Suppose that, the given lines are,
# L_1 : (x-x_1)/l_1=(y-y_1)/m_1=(z-z_1)/n_1, and, #
# L_2 : (x-x_2)/l_2=(y-y_2)/m_2=(z-z_2)/n_2#.
Also, let, #A=A(x_1,y_1,z_1), B=B(x_2,y_2,z_2), and, #
#vec(d_1)=(l_1,m_1,n_1), and, vec(d_2)=(l_2,m_2,n_2)#.
In our Problem, we have,
#A(1,2,3), B(2,4,5), vec(d_1)=(2,3,4), &, vec(d_2)=(3,4,5)#.
#:. vec(AB)=B(2,4,5)-A(1,2,3)=(1,2,2)#.
The condition that the lines #L_1 and L_2# be skew, is,
#vec(AB)*vec(d_1)xxvec(d_2)=[vec(AB),vec(d_1),vec(d_2)]ne0#.
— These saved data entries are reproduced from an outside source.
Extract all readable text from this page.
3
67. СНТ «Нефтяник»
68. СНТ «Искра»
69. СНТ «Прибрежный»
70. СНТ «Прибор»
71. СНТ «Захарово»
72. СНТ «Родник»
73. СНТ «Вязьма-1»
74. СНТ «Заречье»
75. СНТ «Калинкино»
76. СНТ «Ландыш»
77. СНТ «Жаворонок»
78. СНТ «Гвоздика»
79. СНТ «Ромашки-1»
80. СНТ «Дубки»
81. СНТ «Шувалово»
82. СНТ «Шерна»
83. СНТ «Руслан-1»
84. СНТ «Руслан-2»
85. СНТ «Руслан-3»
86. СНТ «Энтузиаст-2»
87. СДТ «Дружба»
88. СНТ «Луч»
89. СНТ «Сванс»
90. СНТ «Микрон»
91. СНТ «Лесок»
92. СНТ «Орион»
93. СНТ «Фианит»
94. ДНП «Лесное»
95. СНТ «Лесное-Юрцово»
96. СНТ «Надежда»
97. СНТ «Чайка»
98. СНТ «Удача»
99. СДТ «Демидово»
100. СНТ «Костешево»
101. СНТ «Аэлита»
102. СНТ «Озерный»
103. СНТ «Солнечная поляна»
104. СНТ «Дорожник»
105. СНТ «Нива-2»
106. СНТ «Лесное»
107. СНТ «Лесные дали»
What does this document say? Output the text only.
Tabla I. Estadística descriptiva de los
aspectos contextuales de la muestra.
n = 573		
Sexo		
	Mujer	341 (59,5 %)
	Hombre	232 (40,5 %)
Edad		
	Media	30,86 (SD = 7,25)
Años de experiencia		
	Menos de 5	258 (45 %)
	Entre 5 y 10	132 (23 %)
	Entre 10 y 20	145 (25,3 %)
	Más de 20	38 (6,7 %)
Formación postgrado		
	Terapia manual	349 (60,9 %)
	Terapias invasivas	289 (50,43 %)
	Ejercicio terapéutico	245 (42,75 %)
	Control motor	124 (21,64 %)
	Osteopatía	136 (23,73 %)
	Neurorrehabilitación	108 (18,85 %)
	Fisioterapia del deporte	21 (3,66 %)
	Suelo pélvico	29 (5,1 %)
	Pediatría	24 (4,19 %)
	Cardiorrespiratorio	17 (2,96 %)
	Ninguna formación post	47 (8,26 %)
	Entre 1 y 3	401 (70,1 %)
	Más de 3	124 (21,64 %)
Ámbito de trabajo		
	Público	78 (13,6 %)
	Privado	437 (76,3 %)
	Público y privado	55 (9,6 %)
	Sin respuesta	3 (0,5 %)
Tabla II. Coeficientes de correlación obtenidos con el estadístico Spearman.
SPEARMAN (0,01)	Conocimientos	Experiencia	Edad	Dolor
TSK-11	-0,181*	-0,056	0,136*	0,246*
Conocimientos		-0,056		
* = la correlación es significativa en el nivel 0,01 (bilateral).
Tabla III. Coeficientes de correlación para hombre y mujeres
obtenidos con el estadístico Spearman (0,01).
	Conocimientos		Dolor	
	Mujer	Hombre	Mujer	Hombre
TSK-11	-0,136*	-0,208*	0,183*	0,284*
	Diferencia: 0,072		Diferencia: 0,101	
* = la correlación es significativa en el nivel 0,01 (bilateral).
We have, #[vec(AB),vec(d_1),vec(d_2)],#
#=|(1,2,2),(2,3,4),(3,4,5)|#,
#=1(15-16)-2(10-12)+2(8-9)#,
#=-1+4-2=1ne0#.
#:. L_1 and L_2# are skew lines.
The shortest distance (SD) btwn. them is given by,
#SD=|vec(AB)*vec(d_1)xxvec(d_2)|/|vec(d_1)xxvec(d_2)|#.
Since, #vec(d_1)xxvec(d_2)#,
#=|(i,j,k),(2,3,4),(3,4,5)|#,
#=i(15-16)-j(10-12)+k(8-9)#,
#=-i+2j-k#,
#=(-1,2,-1)#.
#rArr |vec(d_1)xxvec(d_2)|=sqrt{(-1)^2+(2)^2+(-1)^2}=sqrt6#,
#"The desired SD="|1|/sqrt6=sqrt6/6#.